Silver held near its highest level in more than 22 years on Monday buoyed by expectations of more demand and hopes of an exchange traded fund being approved.
Gold, which failed to capitalise on silver’s gains last week, rebounded as the US dollar fell against the euro, making dollar-priced bullion cheaper to buy for holders of other currencies.

But the physical market lacked activity, with dealers struggling to attract buyers even though gold has dropped more than 3 percent in value since spiking to a 25-year high above $574 an ounce in early February.
“My customers are sidelined. They only buy gold when they need it. There’s no festive season or anything,” said Beh Hsia Wah, a dealer at United Overseas Bank in Singapore.
“We see more scrap gold. Some might be coming from Indonesia and some from other countries,” he said.
Singapore dealers put the gold/silver ratio at 53.5:1, versus 58:1 at the end of February and 60:1 in late 2005. The ratios indicate the number of ounces of silver needed to buy one of gold, and falling ratios are normally seen as a bullish signal.

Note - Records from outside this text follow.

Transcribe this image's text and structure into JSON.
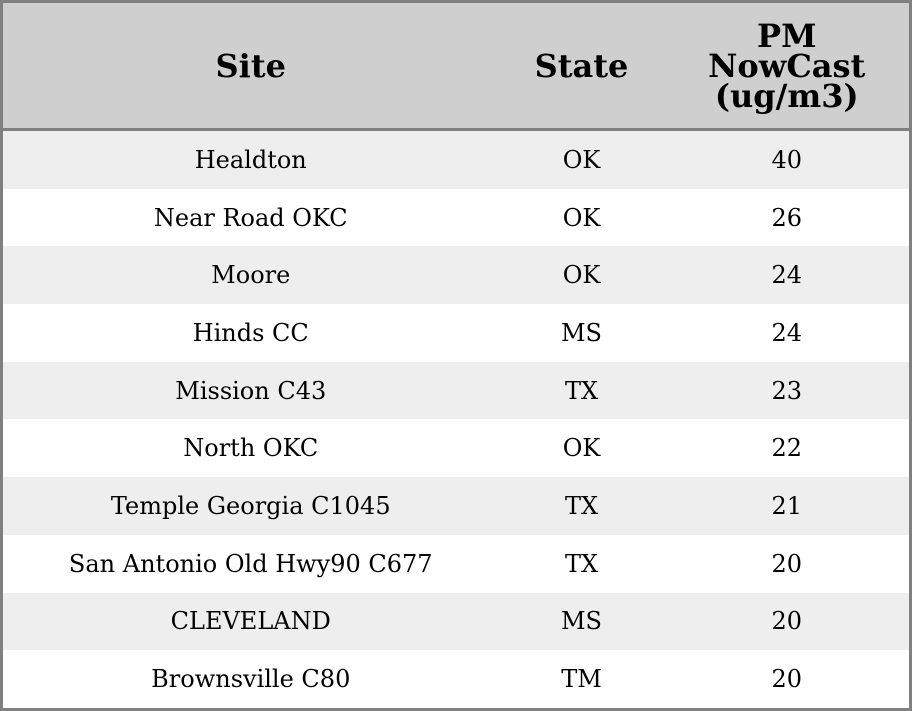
{
  "headers": [
    "Site",
    "State",
    "PM NowCast (ug/m3)"
  ],
  "rows": [
    [
      "Healdton",
      "OK",
      "40"
    ],
    [
      "Near Road OKC",
      "OK",
      "26"
    ],
    [
      "Moore",
      "OK",
      "24"
    ],
    [
      "Hinds CC",
      "MS",
      "24"
    ],
    [
      "Mission C43",
      "TX",
      "23"
    ],
    [
      "North OKC",
      "OK",
      "22"
    ],
    [
      "Temple Georgia C1045",
      "TX",
      "21"
    ],
    [
      "San Antonio Old Hwy90 C677",
      "TX",
      "20"
    ],
    [
      "CLEVELAND",
      "MS",
      "20"
    ],
    [
      "Brownsville C80",
      "TM",
      "20"
    ]
  ],
  "colors": {
    "header_bg": "#cfcfcf",
    "stripe": "#eeeeee",
    "border": "#808080"
  }
}
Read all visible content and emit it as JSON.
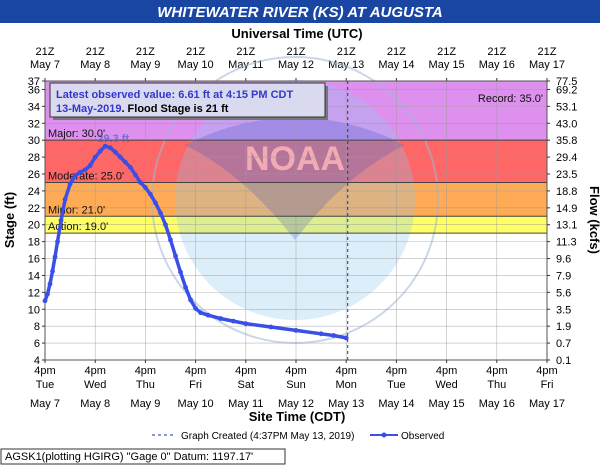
{
  "title": "WHITEWATER RIVER (KS) AT AUGUSTA",
  "utc_axis_title": "Universal Time (UTC)",
  "site_axis_title": "Site Time (CDT)",
  "stage_axis_title": "Stage (ft)",
  "flow_axis_title": "Flow (kcfs)",
  "latest_line1": "Latest observed value: 6.61 ft at 4:15 PM CDT",
  "latest_date": "13-May-2019",
  "latest_flood": ". Flood Stage is 21 ft",
  "record_label": "Record: 35.0'",
  "crest_label": "29.3 ft",
  "legend_created": "Graph Created (4:37PM May 13, 2019)",
  "legend_observed": "Observed",
  "footer": "AGSK1(plotting HGIRG) \"Gage 0\" Datum: 1197.17'",
  "colors": {
    "title_bg": "#1a46a3",
    "major": "#dd90ee",
    "moderate": "#ff6666",
    "minor": "#ffaa55",
    "action": "#ffff66",
    "series": "#3a4fe8",
    "created_line": "#2233aa"
  },
  "chart_data": {
    "type": "line",
    "utc_ticks": [
      {
        "hour": "21Z",
        "day": "May 7"
      },
      {
        "hour": "21Z",
        "day": "May 8"
      },
      {
        "hour": "21Z",
        "day": "May 9"
      },
      {
        "hour": "21Z",
        "day": "May 10"
      },
      {
        "hour": "21Z",
        "day": "May 11"
      },
      {
        "hour": "21Z",
        "day": "May 12"
      },
      {
        "hour": "21Z",
        "day": "May 13"
      },
      {
        "hour": "21Z",
        "day": "May 14"
      },
      {
        "hour": "21Z",
        "day": "May 15"
      },
      {
        "hour": "21Z",
        "day": "May 16"
      },
      {
        "hour": "21Z",
        "day": "May 17"
      }
    ],
    "site_ticks": [
      {
        "time": "4pm",
        "dow": "Tue",
        "day": "May 7"
      },
      {
        "time": "4pm",
        "dow": "Wed",
        "day": "May 8"
      },
      {
        "time": "4pm",
        "dow": "Thu",
        "day": "May 9"
      },
      {
        "time": "4pm",
        "dow": "Fri",
        "day": "May 10"
      },
      {
        "time": "4pm",
        "dow": "Sat",
        "day": "May 11"
      },
      {
        "time": "4pm",
        "dow": "Sun",
        "day": "May 12"
      },
      {
        "time": "4pm",
        "dow": "Mon",
        "day": "May 13"
      },
      {
        "time": "4pm",
        "dow": "Tue",
        "day": "May 14"
      },
      {
        "time": "4pm",
        "dow": "Wed",
        "day": "May 15"
      },
      {
        "time": "4pm",
        "dow": "Thu",
        "day": "May 16"
      },
      {
        "time": "4pm",
        "dow": "Fri",
        "day": "May 17"
      }
    ],
    "y_stage_range": [
      4,
      37
    ],
    "y_stage_ticks": [
      4,
      6,
      8,
      10,
      12,
      14,
      16,
      18,
      20,
      22,
      24,
      26,
      28,
      30,
      32,
      34,
      36,
      37
    ],
    "y_flow_ticks": [
      {
        "stage": 4,
        "label": "0.1"
      },
      {
        "stage": 6,
        "label": "0.7"
      },
      {
        "stage": 8,
        "label": "1.9"
      },
      {
        "stage": 10,
        "label": "3.5"
      },
      {
        "stage": 12,
        "label": "5.6"
      },
      {
        "stage": 14,
        "label": "7.9"
      },
      {
        "stage": 16,
        "label": "9.6"
      },
      {
        "stage": 18,
        "label": "11.3"
      },
      {
        "stage": 20,
        "label": "13.1"
      },
      {
        "stage": 22,
        "label": "14.9"
      },
      {
        "stage": 24,
        "label": "18.8"
      },
      {
        "stage": 26,
        "label": "23.5"
      },
      {
        "stage": 28,
        "label": "29.4"
      },
      {
        "stage": 30,
        "label": "35.8"
      },
      {
        "stage": 32,
        "label": "43.0"
      },
      {
        "stage": 34,
        "label": "53.1"
      },
      {
        "stage": 36,
        "label": "69.2"
      },
      {
        "stage": 37,
        "label": "77.5"
      }
    ],
    "flood_categories": [
      {
        "name": "Major",
        "label": "Major: 30.0'",
        "stage": 30.0,
        "color": "major"
      },
      {
        "name": "Moderate",
        "label": "Moderate: 25.0'",
        "stage": 25.0,
        "color": "moderate"
      },
      {
        "name": "Minor",
        "label": "Minor: 21.0'",
        "stage": 21.0,
        "color": "minor"
      },
      {
        "name": "Action",
        "label": "Action: 19.0'",
        "stage": 19.0,
        "color": "action"
      }
    ],
    "record_stage": 35.0,
    "created_day": 6.03,
    "series": [
      {
        "name": "Observed",
        "points": [
          [
            0.0,
            11.0
          ],
          [
            0.05,
            11.8
          ],
          [
            0.1,
            13.0
          ],
          [
            0.15,
            14.5
          ],
          [
            0.2,
            16.2
          ],
          [
            0.25,
            18.0
          ],
          [
            0.32,
            20.5
          ],
          [
            0.4,
            23.0
          ],
          [
            0.5,
            24.8
          ],
          [
            0.6,
            25.8
          ],
          [
            0.7,
            26.2
          ],
          [
            0.8,
            26.5
          ],
          [
            0.9,
            27.0
          ],
          [
            1.0,
            28.0
          ],
          [
            1.1,
            28.7
          ],
          [
            1.2,
            29.3
          ],
          [
            1.3,
            29.1
          ],
          [
            1.4,
            28.6
          ],
          [
            1.5,
            28.0
          ],
          [
            1.6,
            27.4
          ],
          [
            1.7,
            26.8
          ],
          [
            1.8,
            25.9
          ],
          [
            1.9,
            25.0
          ],
          [
            2.0,
            24.4
          ],
          [
            2.1,
            23.6
          ],
          [
            2.2,
            22.6
          ],
          [
            2.3,
            21.4
          ],
          [
            2.4,
            20.0
          ],
          [
            2.5,
            18.2
          ],
          [
            2.6,
            16.3
          ],
          [
            2.7,
            14.4
          ],
          [
            2.8,
            12.6
          ],
          [
            2.9,
            11.1
          ],
          [
            3.0,
            10.1
          ],
          [
            3.1,
            9.6
          ],
          [
            3.25,
            9.3
          ],
          [
            3.5,
            8.9
          ],
          [
            3.75,
            8.6
          ],
          [
            4.0,
            8.3
          ],
          [
            4.5,
            7.9
          ],
          [
            5.0,
            7.5
          ],
          [
            5.5,
            7.1
          ],
          [
            5.75,
            6.9
          ],
          [
            6.0,
            6.61
          ]
        ]
      }
    ]
  }
}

Spot silver rose to $10.37/10.40 an ounce from $10.34/10.37 late in New York on Friday, when it hit a high of $10,43 on hopes the US Securities and Exchange Commission might soon approve a silver exchange traded fund (ETF) proposed last year by Barclays Global Investors.

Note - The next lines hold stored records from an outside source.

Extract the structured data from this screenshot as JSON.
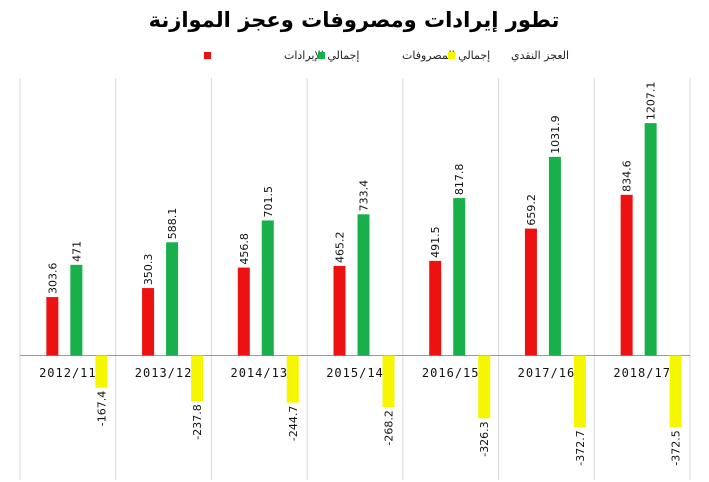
{
  "chart_data": {
    "type": "bar",
    "title": "تطور إيرادات ومصروفات وعجز الموازنة",
    "xlabel": "",
    "ylabel": "",
    "categories": [
      "2012/11",
      "2013/12",
      "2014/13",
      "2015/14",
      "2016/15",
      "2017/16",
      "2018/17"
    ],
    "series": [
      {
        "name": "إجمالي الإيرادات",
        "color": "#ee1111",
        "values": [
          303.6,
          350.3,
          456.8,
          465.2,
          491.5,
          659.2,
          834.6
        ]
      },
      {
        "name": "إجمالي المصروفات",
        "color": "#17b04a",
        "values": [
          471,
          588.1,
          701.5,
          733.4,
          817.8,
          1031.9,
          1207.1
        ]
      },
      {
        "name": "العجز النقدي",
        "color": "#f6f600",
        "values": [
          -167.4,
          -237.8,
          -244.7,
          -268.2,
          -326.3,
          -372.7,
          -372.5
        ]
      }
    ],
    "value_labels": [
      [
        "303.6",
        "350.3",
        "456.8",
        "465.2",
        "491.5",
        "659.2",
        "834.6"
      ],
      [
        "471",
        "588.1",
        "701.5",
        "733.4",
        "817.8",
        "1031.9",
        "1207.1"
      ],
      [
        "-167.4",
        "-237.8",
        "-244.7",
        "-268.2",
        "-326.3",
        "-372.7",
        "-372.5"
      ]
    ],
    "ylim": [
      -420,
      1290
    ],
    "grid": "vertical category separators",
    "legend": "top-center"
  }
}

ETFs are designed to closely reflect the price of an underlying market or commodity, such as a stock index or gold, and they trade like listed stocks on any exchange.

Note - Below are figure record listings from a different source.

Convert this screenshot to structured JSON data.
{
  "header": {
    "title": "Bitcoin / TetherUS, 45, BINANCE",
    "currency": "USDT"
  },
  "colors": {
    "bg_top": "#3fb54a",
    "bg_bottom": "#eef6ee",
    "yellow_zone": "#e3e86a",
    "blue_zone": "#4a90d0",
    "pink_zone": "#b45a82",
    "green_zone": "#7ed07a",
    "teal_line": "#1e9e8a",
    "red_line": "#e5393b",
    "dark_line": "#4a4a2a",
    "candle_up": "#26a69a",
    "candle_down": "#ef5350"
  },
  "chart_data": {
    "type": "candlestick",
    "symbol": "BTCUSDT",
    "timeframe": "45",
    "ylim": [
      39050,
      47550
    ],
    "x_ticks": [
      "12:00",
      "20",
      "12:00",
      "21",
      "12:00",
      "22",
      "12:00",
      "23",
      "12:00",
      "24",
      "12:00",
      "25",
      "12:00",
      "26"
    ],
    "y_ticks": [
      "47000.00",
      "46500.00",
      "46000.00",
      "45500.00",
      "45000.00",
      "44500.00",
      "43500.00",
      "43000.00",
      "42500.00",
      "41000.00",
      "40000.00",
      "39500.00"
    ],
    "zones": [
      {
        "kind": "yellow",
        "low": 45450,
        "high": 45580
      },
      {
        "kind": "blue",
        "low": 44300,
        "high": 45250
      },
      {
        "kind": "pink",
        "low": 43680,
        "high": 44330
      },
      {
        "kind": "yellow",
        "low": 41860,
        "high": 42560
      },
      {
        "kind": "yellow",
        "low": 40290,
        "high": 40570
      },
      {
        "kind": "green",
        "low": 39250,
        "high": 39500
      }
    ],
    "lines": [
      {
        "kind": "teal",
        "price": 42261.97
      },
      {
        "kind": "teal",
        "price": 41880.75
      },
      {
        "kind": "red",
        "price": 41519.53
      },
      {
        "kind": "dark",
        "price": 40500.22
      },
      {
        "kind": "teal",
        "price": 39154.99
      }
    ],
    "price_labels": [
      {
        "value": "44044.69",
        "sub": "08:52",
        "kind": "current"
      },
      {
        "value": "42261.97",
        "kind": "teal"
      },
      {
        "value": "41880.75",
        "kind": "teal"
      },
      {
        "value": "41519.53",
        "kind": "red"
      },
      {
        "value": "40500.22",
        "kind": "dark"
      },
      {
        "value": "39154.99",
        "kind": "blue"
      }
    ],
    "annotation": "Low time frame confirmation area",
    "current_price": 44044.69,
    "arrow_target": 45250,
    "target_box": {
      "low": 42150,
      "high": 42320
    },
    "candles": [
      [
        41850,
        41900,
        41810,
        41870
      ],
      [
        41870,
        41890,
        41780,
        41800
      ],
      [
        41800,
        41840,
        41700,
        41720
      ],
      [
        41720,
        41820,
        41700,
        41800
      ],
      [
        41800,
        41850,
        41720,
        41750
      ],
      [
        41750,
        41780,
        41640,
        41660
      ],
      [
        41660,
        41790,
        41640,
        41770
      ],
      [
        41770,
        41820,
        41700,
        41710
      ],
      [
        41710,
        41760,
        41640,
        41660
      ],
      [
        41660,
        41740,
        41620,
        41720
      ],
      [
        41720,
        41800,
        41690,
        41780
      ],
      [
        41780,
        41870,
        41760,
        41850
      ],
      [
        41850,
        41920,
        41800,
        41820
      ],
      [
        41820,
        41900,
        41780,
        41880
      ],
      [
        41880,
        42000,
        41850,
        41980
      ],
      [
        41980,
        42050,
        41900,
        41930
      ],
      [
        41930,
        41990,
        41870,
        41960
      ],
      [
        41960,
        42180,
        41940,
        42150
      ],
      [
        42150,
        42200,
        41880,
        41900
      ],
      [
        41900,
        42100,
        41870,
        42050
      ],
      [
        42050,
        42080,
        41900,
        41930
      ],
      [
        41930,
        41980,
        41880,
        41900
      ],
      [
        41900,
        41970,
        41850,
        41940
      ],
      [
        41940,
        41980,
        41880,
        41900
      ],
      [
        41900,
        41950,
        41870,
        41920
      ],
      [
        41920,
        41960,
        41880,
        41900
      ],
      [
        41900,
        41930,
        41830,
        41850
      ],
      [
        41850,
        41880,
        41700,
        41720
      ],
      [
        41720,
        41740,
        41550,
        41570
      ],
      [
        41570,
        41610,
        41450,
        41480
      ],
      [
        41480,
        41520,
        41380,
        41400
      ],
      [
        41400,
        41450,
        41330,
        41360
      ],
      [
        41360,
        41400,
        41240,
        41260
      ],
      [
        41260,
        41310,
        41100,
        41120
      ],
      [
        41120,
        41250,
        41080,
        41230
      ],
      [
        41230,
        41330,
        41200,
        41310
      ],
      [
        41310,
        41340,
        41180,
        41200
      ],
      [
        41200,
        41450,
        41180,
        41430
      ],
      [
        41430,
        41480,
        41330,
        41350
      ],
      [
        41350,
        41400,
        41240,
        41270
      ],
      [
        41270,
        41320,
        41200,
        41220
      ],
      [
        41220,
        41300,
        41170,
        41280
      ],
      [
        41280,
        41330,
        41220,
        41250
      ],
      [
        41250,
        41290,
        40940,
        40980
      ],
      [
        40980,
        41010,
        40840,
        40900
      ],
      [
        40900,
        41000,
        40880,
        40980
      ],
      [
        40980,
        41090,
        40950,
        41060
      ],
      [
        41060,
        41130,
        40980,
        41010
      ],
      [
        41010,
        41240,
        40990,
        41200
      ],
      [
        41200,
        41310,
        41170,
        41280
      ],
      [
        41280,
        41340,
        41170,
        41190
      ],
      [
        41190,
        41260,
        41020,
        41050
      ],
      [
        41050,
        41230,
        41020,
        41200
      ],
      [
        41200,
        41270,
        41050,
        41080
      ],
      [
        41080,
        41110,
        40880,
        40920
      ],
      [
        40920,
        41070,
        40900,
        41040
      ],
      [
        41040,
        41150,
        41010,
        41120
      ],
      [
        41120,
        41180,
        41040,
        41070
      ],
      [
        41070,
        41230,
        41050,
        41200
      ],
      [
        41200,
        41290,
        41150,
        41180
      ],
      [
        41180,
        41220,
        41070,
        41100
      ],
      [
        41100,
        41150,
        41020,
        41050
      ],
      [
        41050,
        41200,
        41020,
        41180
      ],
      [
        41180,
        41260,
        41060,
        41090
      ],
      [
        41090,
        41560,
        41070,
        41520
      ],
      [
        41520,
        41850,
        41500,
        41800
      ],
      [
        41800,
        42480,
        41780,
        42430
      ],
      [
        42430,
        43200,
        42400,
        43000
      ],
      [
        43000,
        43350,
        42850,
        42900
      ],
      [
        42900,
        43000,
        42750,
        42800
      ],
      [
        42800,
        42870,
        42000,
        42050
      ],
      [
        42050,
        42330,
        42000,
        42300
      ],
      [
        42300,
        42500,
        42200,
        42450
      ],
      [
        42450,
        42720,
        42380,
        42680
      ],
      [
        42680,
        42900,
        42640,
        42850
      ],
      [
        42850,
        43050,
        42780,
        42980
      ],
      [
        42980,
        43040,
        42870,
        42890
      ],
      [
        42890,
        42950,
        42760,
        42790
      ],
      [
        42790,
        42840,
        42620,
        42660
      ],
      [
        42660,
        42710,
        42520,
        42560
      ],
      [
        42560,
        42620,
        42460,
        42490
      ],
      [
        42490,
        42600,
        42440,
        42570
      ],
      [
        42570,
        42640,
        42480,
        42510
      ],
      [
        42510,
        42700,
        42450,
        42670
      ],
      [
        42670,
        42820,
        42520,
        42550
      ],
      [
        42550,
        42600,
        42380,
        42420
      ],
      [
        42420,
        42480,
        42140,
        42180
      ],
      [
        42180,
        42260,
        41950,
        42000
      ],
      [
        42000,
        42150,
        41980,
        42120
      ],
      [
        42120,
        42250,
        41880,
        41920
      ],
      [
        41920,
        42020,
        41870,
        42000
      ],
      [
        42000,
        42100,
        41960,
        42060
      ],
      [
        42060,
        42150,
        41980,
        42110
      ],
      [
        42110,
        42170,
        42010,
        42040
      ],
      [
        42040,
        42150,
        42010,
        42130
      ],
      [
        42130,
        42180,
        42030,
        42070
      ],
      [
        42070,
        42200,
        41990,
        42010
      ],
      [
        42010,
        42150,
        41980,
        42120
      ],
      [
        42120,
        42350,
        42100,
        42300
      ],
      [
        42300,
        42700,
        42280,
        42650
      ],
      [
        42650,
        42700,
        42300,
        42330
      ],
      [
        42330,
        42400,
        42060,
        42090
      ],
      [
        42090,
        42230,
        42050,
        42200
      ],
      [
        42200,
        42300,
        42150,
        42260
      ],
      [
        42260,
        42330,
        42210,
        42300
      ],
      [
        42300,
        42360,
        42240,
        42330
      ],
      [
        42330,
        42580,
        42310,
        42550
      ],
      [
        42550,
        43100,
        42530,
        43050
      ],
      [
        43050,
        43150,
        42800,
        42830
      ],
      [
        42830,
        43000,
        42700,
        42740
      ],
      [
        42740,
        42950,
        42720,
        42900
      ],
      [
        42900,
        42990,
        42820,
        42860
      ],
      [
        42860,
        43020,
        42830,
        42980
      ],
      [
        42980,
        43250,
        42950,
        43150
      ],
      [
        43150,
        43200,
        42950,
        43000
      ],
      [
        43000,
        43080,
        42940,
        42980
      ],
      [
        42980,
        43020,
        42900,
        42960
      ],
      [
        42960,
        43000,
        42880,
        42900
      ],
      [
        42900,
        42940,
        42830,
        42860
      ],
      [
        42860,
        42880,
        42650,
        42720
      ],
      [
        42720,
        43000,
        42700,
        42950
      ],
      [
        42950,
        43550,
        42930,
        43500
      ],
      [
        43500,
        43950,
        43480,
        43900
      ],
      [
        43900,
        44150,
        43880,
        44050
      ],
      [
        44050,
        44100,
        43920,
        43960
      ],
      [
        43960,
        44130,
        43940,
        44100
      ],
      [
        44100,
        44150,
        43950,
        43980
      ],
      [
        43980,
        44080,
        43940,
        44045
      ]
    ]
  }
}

Silver, a precious metal used in jewellery, photography and electronics, has risen as much as 18 % since the start of this year, mainly due to talk about an ETF.
Dealers pegged the upside target at $10,50 but unlike gold, liquidity is low in the silver market. That means the price could easily move in either direction, they said.
“I just think silver is getting a little more speculation than it normally would,” said Darren Heathcote, head of trading at NM Rothschild in Sydney.
Spot gold rose to $555,20/556,10 an ounce from $554,10/555,00 late in New York. The metal had fallen more than $1 an ounce last week.
Benchmark gold futures on the Tokyo Commodity Exchange, currently February 2007, fell 1 yen per gram to 2,102 yen, tracking declines in New York.
“The picture is very much unchanged from end of last week. I think it still looks reasonable rangebound at the moment. Probably, it may struggle to break through the $560 barrier today,” said Heathcote.
Gold could move in a range of $552 to $558 an ounce for the time being but a further drop in the dollar may give the metal an impetus to breach $560,” he said.
“I guess, also, we might see a contagion effect on the back of what’s happening in silver.”
Gold rose to its highest level in 25 years at $574,60 February 2 as investors diversified into the precious metal on worries about rising energy costs, tension in the Middle East and uncertainty over the dollar’s outlook.
The dollar traded near a two-month low against the euro as traders scaled back their expectations about how much higher US interest rates will climb.
The euro was at $1 2172 – within sight of $1 2208 hit on electronic trading platform EBS on Friday. It was its highest point since January 27.
In other precious metals, platinum rose to $1 035/1 040 an ounce from $1,032/1,036 in New York. Palladium eased to $314/319 an ounce from $315/320. quoted prices.